Signé par Monsieur Jean-Pierre MASIA, Président de Chambre et Madame Caroline LOGIEST, greffier auquel la minute de la décision a été remise par le magistrat signataire.
Madame Y Z a été embauchée en qualité de formatrice en langue espagnole le 9 septembre 2006 par la SARL X dans le cadre de contrats de travail à durée déterminée qualifiés de « contrats de formateur occasionnel », le premier contrat en date du 8 septembre 2006 à effet du 9 septembre 2006 au 22 décembre 2006 pour une durée de 46 heures d’actes de formation, le deuxième contrat en date du 2 mars 2007 à effet du 12 mars 2007 au 30 juin 2007 pour une durée de 30 heures d’actes de formation.
Le 4 avril 2007, un avenant au contrat de formateur occasionnel a porté le nombre d’heures d’actes de formation à 57 heures.

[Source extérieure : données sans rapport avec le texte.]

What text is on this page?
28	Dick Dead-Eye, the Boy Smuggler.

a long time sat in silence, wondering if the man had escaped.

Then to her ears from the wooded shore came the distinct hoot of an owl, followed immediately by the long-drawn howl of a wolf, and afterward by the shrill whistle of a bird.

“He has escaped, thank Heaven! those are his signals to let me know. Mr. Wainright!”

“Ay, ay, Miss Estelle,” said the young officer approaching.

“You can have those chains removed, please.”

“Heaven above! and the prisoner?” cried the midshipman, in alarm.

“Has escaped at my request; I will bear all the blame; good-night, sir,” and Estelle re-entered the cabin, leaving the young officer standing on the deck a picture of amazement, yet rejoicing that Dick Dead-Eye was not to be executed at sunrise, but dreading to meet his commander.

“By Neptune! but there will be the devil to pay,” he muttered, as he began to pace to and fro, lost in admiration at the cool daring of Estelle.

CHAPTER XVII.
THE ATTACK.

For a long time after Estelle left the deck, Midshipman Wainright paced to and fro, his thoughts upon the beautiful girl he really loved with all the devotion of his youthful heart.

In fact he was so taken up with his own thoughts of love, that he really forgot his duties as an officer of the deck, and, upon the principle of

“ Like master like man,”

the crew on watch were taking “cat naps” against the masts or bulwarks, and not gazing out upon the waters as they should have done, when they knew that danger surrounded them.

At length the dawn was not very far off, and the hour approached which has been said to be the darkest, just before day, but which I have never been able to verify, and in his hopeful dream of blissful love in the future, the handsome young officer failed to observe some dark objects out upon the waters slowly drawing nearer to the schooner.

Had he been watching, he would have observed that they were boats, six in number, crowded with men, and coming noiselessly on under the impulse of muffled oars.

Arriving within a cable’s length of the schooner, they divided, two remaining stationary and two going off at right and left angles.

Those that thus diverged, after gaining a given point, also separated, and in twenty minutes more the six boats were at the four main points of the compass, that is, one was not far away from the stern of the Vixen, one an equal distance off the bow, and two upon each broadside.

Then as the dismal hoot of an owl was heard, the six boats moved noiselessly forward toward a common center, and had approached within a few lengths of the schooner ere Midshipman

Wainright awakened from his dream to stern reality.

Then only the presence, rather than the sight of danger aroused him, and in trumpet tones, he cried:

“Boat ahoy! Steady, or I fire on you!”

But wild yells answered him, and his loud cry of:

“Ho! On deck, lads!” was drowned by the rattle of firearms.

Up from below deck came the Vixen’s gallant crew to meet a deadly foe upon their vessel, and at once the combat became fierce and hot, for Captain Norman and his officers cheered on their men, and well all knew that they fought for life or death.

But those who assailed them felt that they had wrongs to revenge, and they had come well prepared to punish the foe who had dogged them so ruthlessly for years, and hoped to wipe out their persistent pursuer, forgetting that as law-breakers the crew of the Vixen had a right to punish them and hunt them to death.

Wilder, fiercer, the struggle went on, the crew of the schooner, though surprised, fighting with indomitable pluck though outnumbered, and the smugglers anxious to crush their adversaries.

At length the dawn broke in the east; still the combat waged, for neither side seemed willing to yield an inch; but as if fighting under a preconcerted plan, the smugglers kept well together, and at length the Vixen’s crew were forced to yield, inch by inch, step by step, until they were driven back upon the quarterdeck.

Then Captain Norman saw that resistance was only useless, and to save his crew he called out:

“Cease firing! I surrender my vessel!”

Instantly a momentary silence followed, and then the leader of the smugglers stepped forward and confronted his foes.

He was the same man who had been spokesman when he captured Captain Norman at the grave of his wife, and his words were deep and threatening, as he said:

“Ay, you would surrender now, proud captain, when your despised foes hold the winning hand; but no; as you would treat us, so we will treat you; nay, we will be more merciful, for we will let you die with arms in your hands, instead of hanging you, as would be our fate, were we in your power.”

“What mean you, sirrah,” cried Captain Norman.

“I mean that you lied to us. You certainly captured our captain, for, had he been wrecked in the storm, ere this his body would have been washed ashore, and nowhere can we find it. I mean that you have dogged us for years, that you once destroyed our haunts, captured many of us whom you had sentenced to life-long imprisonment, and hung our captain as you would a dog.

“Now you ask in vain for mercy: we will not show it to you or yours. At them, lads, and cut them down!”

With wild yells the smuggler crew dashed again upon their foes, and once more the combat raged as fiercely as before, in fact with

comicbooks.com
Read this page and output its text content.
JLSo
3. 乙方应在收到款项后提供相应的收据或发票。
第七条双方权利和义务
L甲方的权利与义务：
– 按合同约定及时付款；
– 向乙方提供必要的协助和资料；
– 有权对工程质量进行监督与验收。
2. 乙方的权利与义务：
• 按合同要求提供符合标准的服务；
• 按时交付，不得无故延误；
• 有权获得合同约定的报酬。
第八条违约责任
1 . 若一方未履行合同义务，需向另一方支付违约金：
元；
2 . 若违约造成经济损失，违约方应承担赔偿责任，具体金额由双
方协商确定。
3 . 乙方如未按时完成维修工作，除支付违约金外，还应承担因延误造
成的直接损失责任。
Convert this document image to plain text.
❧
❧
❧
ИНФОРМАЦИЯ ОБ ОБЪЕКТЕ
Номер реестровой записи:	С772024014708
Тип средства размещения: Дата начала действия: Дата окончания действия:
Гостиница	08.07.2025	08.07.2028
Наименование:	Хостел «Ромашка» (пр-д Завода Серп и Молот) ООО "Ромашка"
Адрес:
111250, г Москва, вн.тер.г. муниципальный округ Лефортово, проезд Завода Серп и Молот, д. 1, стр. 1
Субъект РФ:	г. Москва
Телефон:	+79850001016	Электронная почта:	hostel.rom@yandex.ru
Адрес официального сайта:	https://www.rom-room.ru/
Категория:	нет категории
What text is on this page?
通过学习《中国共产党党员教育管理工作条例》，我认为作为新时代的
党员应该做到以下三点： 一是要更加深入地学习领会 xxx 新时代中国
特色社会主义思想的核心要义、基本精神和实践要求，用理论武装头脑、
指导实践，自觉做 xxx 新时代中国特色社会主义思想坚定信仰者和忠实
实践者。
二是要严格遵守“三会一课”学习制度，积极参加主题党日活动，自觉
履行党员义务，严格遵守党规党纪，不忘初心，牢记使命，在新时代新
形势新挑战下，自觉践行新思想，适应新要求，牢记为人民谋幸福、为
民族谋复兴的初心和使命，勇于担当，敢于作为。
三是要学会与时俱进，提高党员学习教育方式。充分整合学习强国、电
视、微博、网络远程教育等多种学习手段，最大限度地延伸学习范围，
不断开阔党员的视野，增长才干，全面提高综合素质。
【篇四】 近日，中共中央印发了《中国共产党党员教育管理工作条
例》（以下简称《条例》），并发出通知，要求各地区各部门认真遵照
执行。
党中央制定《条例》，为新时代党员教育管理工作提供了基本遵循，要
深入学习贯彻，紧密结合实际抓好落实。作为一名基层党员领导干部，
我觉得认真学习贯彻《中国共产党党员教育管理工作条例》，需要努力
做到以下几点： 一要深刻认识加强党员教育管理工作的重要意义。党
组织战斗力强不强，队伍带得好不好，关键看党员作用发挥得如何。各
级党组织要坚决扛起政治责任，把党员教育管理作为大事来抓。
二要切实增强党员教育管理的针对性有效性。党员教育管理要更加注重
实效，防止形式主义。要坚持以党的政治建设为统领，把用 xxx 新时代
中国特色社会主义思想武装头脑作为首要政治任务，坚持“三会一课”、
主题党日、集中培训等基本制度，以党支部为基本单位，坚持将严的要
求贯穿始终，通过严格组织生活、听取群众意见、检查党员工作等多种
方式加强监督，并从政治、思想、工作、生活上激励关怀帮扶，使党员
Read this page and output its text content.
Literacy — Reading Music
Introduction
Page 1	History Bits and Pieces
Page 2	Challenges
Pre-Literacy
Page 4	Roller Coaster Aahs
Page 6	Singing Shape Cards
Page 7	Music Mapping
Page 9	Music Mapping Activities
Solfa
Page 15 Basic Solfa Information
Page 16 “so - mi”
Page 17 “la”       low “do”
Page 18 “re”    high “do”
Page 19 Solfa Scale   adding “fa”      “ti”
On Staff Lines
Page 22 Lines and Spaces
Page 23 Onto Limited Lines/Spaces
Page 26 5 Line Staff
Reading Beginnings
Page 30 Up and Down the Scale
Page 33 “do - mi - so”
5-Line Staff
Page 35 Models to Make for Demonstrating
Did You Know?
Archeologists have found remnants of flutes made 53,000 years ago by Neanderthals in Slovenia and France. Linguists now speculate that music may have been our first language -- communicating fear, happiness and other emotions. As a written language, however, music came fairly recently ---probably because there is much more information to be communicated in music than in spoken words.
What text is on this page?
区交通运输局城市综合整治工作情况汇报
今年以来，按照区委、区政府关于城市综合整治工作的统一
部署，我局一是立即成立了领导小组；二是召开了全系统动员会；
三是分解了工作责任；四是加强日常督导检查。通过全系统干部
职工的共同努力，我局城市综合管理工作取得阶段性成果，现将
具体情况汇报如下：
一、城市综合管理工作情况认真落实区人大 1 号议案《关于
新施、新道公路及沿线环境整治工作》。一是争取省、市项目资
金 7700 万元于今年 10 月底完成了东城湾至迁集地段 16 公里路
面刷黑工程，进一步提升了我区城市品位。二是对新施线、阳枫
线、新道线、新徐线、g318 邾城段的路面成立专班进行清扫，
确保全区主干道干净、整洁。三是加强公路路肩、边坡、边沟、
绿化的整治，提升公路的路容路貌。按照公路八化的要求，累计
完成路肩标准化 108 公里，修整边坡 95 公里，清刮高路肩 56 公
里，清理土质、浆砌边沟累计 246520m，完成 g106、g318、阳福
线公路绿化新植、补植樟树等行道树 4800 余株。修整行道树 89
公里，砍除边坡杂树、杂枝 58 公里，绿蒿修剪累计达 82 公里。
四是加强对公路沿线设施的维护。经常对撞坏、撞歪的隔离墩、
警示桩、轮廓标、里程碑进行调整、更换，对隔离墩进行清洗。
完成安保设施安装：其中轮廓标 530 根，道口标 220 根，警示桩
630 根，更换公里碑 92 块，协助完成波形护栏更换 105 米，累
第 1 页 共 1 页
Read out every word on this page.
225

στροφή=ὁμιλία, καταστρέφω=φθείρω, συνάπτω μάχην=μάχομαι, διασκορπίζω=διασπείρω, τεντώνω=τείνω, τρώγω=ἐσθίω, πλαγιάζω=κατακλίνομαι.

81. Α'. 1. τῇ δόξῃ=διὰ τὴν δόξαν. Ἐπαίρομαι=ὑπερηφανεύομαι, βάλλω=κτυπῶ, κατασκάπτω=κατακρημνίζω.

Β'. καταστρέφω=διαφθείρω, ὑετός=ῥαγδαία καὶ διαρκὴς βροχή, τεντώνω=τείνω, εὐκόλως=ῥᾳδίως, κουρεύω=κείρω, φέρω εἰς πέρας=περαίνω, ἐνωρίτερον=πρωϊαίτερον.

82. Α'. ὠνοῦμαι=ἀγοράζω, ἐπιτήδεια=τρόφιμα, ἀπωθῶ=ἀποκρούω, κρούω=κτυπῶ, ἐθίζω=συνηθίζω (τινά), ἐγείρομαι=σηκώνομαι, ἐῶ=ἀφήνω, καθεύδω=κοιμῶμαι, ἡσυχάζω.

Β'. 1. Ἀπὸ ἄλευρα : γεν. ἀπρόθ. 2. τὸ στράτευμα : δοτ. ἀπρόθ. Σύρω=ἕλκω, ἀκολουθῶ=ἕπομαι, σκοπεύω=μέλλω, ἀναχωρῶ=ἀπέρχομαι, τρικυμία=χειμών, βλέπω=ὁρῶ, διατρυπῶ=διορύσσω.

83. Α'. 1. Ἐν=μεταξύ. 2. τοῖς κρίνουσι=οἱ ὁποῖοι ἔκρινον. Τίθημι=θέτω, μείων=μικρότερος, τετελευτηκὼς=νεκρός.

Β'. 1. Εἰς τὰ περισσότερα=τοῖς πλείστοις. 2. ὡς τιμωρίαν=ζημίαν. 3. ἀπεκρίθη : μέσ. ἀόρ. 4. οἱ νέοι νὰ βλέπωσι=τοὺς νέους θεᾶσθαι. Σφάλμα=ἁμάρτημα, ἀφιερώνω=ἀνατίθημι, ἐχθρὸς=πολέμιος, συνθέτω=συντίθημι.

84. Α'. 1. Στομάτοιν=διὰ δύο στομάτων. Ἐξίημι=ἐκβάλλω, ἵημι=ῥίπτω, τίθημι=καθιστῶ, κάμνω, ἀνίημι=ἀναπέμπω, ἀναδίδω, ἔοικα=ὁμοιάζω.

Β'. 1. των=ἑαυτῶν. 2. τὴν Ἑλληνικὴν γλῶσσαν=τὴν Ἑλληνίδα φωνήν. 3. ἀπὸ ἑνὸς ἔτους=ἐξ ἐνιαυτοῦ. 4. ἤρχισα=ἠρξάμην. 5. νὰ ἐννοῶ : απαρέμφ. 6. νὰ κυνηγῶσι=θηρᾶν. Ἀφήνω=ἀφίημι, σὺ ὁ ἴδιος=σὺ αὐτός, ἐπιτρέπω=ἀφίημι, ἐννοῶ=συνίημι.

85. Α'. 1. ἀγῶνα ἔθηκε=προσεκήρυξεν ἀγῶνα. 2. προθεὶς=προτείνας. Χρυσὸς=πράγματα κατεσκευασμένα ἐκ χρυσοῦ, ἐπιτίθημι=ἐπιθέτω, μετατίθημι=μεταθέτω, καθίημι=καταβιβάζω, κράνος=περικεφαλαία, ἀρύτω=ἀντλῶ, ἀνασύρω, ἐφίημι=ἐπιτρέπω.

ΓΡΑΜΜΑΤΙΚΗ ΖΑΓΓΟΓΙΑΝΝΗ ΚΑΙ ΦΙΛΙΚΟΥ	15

Le 8 février 2011, Madame Y Z a saisi la juridiction prud’homale d’une demande en requalification de ses contrats de travail en contrat de travail à durée indéterminée et de demandes en paiement d’indemnité de requalification et d’indemnités de rupture.
Par jugement du 28 juillet 2011, le Conseil de prud’hommes de Cannes a débouté Madame Y Z de toutes ses demandes et l’a condamnée aux dépens.
Sur appel formé par Madame Y Z, la 17e Chambre de la Cour d’appel d’Aix-en-Provence a, par arrêt du 19 mars 2013, confirmé le jugement en toutes ses dispositions, débouté Madame Y Z de ses demandes et condamné celle-ci aux dépens de l’instance.
Sur pourvoi interjeté par Madame Y Z, la Cour de cassation a, par arrêt du 4 février 2015, cassé et annulé dans toutes ses dispositions l’arrêt rendu le 19 mars 2013 par la cour d’appel d’Aix-en-Provence et renvoyé les parties devant la cour d’appel d’Aix-en-Provence autrement composée.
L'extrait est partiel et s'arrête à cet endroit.